Case Presentation: A 58-year-old female with hypertension and end stage renal disease (ESRD) on hemodialysis was admitted with subacute dyspnea accompanied by abdominal pain and swelling. During a previous admission for similar symptoms three months prior, CT of the abdomen and pelvis revealed ascites and an adnexal mass measuring 8.6×5.2 cm. She was treated for hypertensive emergency and pulmonary edema and discharged with a referral to gynecological oncology. Due to concern for Meigs syndrome, she underwent paracentesis with removal of 1750 ml of ascitic fluid. Cytology was negative for malignant cells and no other studies were sent. She subsequently underwent robotic assisted hysterectomy and bilateral salpingectomy five weeks prior to the current hospitalization. Surgical pathology demonstrated a serous cystadenoma, leading to a final diagnosis of pseudo-Meigs syndrome. Following surgery, she gradually noted swelling of her abdomen and legs despite regular hemodialysis, prompting the current admission. Initial work-up demonstrated coarsened hepatic parenchymal echogenicity on ultrasound, resolved hepatitis B infection, and otherwise unremarkable infectious, autoimmune, and inflammatory studies. Diagnostic paracentesis revealed a total neutrophil count of 10 cells/microliter, with fluid protein of 4.0 g/dL, fluid albumin of 2.0 g/dL, and serum albumin of 3.4 g/dL, yielding a serum ascites albumin gradient (SAAG) of 1.4. Echocardiography demonstrated a normal left ventricular ejection fraction of 65% with grade III left ventricular diastolic dysfunction. The patient was diagnosed with acute on chronic heart failure with preserved ejection fraction complicated by cardiac ascites. She was initiated on sacubitril-valsartan with plans to begin sodium-glucose-cotransporter-2 therapy in the outpatient setting.

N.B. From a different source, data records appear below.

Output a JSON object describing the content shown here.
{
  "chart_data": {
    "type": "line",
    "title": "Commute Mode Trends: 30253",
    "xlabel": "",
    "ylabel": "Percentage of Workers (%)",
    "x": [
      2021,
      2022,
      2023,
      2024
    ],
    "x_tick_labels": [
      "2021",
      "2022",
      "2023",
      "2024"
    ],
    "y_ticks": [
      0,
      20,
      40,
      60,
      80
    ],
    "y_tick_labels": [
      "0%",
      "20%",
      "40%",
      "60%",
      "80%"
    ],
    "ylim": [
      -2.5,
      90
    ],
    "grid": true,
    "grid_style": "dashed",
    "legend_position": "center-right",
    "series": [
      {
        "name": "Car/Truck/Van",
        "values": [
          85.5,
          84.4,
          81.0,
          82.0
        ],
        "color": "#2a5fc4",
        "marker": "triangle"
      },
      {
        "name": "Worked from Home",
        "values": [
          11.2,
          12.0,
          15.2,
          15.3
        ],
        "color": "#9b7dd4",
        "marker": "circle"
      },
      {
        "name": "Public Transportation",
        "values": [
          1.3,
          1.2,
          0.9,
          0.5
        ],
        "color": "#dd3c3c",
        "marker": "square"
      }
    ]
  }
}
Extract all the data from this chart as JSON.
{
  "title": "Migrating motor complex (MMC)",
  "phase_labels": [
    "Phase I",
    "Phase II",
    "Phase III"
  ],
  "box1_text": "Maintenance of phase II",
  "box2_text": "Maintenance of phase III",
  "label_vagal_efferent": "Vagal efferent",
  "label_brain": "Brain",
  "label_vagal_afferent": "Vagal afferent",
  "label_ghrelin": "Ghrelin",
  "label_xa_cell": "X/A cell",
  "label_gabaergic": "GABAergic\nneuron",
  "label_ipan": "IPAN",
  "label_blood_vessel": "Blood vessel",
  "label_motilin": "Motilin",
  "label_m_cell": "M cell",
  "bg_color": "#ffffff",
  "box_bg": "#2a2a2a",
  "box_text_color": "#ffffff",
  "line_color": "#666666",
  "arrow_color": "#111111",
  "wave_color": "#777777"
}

Discussion: Meigs syndrome is the triad of pleural effusion, ascites, and ovarian fibroma. The phenomenon can also occur with other types of benign ovarian tumors, in which case it is labeled as pseudo-Meigs syndrome. The pleural effusion and ascites in both syndromes resolve quickly following resection of the tumor. This case illustrates the challenge of anchoring bias. Anchoring bias refers to the practice of prioritizing information and data supporting the physician’s first impression (1). The SAAG in Meigs syndrome is typically less than 1.1, so a complete diagnostic workup for ascites – rather than the targeted work-up for a relatively rare diagnosis pursued in this case – could have significantly decreased the time to a correct diagnosis and saved the patient unnecessary surgery and hospitalizations. Even after she was admitted to a general medicine service, the prior diagnosis of pseudo-Meigs syndrome contributed to initial anchoring by the primary team and led to delays in the diagnosis and treatment of cardiac ascites despite this being the second most common cause of ascites in patients on maintenance hemodialysis (2). Clinicians who are aware of cognitive biases like anchoring can work to mitigate their effect. Techniques include questioning initial impressions, actively considering other diagnoses, and seeking data to refute the initial diagnosis.
Conclusions: Anchoring bias can affect the diagnostic workup of conditions and preclude accurate diagnosis, timely treatment, and cost-prudent patient care. Clinical contexts predisposing physicians to anchoring bias are impossible to avoid. However, being aware of cognitive biases is the first step in mitigating them.